FIG. 8.

Induction of endogenous ZTA and EAD protein expression by C/EBPα exogenously introduced into a B-lymphoblast cell line latently infected with EBV. (A) Introduction of Flag-C/EBPα encoded by pSEW-C02 into electroporated EBV-infected Akata cells. (Upper panel) Double-label IFA showing the lack of Flag-protein expression from empty vector control DNA, detected with an anti-Flag MAb (FITC, green) (left); the absence of enhanced ZTA protein expression in the same cell population, detected with an anti-ZTA PAb (rhodamine, red) (middle); and stained nuclear DNA in the whole-cell population (DAPI, blue) (right). (Lower panel) Double-label IFA showing the expression of Flag-C/EBPα from plasmid pSEW-C02, detected with an anti-Flag MAb (FITC, green) (left); the activation of ZTA protein expression in two out of four visible C/EBPα-positive cells, detected with an anti-ZTA PAb (rhodamine, red) (middle); and a merge of the two frames (yellow) (right).
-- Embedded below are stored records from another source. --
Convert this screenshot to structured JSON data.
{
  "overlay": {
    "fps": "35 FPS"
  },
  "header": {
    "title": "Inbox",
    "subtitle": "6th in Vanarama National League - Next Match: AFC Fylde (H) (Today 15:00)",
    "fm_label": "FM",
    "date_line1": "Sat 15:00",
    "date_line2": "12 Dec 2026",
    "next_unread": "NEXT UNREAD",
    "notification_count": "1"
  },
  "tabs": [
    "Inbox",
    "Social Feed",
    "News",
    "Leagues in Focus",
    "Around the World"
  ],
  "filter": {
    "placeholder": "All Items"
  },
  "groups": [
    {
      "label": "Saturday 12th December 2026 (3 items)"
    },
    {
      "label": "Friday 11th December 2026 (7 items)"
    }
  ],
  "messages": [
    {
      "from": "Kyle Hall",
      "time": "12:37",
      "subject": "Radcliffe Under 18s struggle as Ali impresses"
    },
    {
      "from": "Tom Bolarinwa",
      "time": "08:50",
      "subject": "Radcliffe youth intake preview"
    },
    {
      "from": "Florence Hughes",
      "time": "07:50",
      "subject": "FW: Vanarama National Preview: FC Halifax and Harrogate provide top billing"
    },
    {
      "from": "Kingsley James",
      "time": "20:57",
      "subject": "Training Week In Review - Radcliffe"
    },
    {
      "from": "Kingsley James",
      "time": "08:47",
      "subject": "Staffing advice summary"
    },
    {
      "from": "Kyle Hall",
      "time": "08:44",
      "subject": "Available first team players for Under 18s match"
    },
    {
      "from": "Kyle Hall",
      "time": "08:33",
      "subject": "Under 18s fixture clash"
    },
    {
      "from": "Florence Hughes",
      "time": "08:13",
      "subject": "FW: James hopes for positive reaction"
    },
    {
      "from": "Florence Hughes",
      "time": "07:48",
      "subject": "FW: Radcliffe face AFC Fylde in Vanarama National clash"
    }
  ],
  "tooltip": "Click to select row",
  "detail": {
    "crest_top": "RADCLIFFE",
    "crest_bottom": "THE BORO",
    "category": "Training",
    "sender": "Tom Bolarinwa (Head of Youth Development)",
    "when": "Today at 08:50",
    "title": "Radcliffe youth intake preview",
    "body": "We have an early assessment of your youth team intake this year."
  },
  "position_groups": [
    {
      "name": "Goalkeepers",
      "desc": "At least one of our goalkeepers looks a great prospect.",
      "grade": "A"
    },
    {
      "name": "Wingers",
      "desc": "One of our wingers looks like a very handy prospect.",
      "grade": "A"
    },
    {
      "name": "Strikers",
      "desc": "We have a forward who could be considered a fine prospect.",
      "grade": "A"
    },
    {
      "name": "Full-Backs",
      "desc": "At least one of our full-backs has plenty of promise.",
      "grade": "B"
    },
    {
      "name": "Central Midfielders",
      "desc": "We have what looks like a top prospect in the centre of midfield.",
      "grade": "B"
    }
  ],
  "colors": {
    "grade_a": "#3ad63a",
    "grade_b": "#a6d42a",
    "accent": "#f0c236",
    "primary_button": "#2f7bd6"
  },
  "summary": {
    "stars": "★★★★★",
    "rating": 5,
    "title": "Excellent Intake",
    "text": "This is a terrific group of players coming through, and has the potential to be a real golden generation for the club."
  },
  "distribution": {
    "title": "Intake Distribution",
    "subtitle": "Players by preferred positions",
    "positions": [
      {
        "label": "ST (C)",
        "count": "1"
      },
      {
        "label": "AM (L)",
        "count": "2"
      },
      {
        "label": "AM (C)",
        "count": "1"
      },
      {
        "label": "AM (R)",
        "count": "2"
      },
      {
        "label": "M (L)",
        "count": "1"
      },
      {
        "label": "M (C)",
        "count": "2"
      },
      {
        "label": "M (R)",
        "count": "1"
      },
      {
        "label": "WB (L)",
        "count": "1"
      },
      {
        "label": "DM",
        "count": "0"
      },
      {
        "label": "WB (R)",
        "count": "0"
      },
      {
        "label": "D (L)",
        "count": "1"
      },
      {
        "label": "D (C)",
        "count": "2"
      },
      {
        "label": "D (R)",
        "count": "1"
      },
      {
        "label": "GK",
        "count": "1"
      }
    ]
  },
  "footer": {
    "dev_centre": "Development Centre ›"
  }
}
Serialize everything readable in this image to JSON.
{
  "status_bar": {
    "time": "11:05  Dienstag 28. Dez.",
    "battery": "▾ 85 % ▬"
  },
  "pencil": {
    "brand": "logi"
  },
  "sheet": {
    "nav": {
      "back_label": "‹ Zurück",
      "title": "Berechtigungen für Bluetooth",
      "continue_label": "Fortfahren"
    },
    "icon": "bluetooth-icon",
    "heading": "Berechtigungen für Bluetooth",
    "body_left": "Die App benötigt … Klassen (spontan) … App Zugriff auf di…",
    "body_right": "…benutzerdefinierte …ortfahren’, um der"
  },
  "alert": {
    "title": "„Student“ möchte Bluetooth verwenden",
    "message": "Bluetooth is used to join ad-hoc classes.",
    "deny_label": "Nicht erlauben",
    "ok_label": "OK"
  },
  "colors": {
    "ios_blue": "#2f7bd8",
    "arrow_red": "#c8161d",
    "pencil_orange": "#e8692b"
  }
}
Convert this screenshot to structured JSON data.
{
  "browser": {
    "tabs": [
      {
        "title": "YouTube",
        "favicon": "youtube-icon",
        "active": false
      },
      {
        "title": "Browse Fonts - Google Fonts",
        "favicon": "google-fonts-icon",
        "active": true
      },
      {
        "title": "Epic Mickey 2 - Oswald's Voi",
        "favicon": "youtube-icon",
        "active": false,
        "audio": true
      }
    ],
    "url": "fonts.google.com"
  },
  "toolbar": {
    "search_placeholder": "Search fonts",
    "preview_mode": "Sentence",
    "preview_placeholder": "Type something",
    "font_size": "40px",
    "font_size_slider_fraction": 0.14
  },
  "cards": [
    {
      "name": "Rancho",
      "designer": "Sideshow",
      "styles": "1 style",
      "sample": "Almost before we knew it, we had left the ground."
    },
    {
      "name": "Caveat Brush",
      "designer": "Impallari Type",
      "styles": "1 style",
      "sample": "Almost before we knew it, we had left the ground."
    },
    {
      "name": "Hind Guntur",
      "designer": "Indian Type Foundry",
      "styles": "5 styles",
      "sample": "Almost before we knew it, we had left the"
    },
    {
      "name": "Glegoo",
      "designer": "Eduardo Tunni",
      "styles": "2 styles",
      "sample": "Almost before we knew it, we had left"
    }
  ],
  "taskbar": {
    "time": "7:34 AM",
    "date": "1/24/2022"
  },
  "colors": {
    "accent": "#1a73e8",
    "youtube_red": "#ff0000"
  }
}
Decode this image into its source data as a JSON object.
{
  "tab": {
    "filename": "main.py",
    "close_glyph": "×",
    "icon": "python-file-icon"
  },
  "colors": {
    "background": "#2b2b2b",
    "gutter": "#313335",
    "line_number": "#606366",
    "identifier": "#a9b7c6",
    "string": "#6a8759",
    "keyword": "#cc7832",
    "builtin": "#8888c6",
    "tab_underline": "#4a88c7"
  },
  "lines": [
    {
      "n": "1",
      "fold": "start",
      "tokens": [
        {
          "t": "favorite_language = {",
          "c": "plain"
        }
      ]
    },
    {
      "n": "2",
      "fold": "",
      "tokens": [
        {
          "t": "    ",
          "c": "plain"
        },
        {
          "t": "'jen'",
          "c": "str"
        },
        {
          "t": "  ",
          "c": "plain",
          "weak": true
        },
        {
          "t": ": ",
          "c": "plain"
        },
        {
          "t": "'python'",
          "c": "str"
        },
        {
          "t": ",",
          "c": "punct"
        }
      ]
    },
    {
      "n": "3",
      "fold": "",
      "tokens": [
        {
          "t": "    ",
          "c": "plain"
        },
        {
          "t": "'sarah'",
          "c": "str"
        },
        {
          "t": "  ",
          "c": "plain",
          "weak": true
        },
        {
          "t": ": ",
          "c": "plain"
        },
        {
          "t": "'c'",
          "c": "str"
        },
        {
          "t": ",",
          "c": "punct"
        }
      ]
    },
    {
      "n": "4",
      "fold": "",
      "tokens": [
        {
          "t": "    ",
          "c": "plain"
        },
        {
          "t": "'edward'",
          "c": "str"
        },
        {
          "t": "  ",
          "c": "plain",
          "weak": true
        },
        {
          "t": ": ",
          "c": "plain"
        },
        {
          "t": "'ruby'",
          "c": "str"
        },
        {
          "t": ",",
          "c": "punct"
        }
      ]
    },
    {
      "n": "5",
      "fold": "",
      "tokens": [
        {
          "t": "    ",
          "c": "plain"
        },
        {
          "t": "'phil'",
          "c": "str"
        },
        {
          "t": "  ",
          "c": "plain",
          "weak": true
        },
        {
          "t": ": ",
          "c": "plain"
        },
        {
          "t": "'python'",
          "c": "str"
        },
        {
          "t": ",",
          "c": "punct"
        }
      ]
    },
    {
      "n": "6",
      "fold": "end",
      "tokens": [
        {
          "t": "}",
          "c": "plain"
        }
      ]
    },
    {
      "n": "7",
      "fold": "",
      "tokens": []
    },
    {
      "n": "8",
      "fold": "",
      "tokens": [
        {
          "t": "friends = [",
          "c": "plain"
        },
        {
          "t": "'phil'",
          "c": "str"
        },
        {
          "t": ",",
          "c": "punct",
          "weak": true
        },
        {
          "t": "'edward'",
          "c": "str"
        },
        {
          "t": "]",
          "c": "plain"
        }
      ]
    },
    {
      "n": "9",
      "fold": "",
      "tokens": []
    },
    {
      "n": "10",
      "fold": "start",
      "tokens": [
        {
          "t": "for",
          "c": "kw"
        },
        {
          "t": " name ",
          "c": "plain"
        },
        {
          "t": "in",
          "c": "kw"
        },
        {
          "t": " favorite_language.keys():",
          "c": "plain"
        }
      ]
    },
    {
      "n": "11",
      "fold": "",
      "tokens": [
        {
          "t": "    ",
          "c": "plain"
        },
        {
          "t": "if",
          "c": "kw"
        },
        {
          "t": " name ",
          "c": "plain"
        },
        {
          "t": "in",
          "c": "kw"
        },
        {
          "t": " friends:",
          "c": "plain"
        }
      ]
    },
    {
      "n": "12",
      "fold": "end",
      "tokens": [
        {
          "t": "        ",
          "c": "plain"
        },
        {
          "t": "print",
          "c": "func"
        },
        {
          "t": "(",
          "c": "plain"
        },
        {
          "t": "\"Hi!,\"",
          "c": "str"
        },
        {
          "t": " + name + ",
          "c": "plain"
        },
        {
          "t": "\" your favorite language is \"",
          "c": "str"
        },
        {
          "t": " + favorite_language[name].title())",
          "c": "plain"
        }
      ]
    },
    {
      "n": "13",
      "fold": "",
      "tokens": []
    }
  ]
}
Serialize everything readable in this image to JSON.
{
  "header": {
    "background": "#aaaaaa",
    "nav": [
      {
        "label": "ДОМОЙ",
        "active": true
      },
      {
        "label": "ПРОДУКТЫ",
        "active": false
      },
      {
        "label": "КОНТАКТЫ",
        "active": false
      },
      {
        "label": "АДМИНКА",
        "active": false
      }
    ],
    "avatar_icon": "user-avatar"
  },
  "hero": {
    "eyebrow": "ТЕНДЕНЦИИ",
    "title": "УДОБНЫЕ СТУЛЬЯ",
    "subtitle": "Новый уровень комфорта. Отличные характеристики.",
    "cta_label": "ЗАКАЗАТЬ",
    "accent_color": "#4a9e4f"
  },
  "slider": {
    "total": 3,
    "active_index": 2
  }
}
Induced ZTA expression was found to occur in 28% of Flag-C/EBPα-positive cells. (B) Activation of EBV EAD (PPF or BMLF1) protein expression by the introduction of exogenous Flag-C/EBPα plasmid DNA (pSEW-C02) into EBV-infected Akata cells by electroporation. All three sets of panels show examples of induced EAD expression detected by double-label IFA: EAD-expressing cells, detected with a mouse anti-EAD MAb (FITC, green) (first set of panels); C/EBPα-expressing cells, detected with a rabbit anti-Flag PAb (rhodamine, red) (second set of panels); a merge of those two sets of panels (yellow) (third set of panels); and staining of all nuclei in the same fields (DAPI, blue) (fourth set of panels). Induced EAD expression was found to occur in 85% of Flag-C/EBPα-positive cells.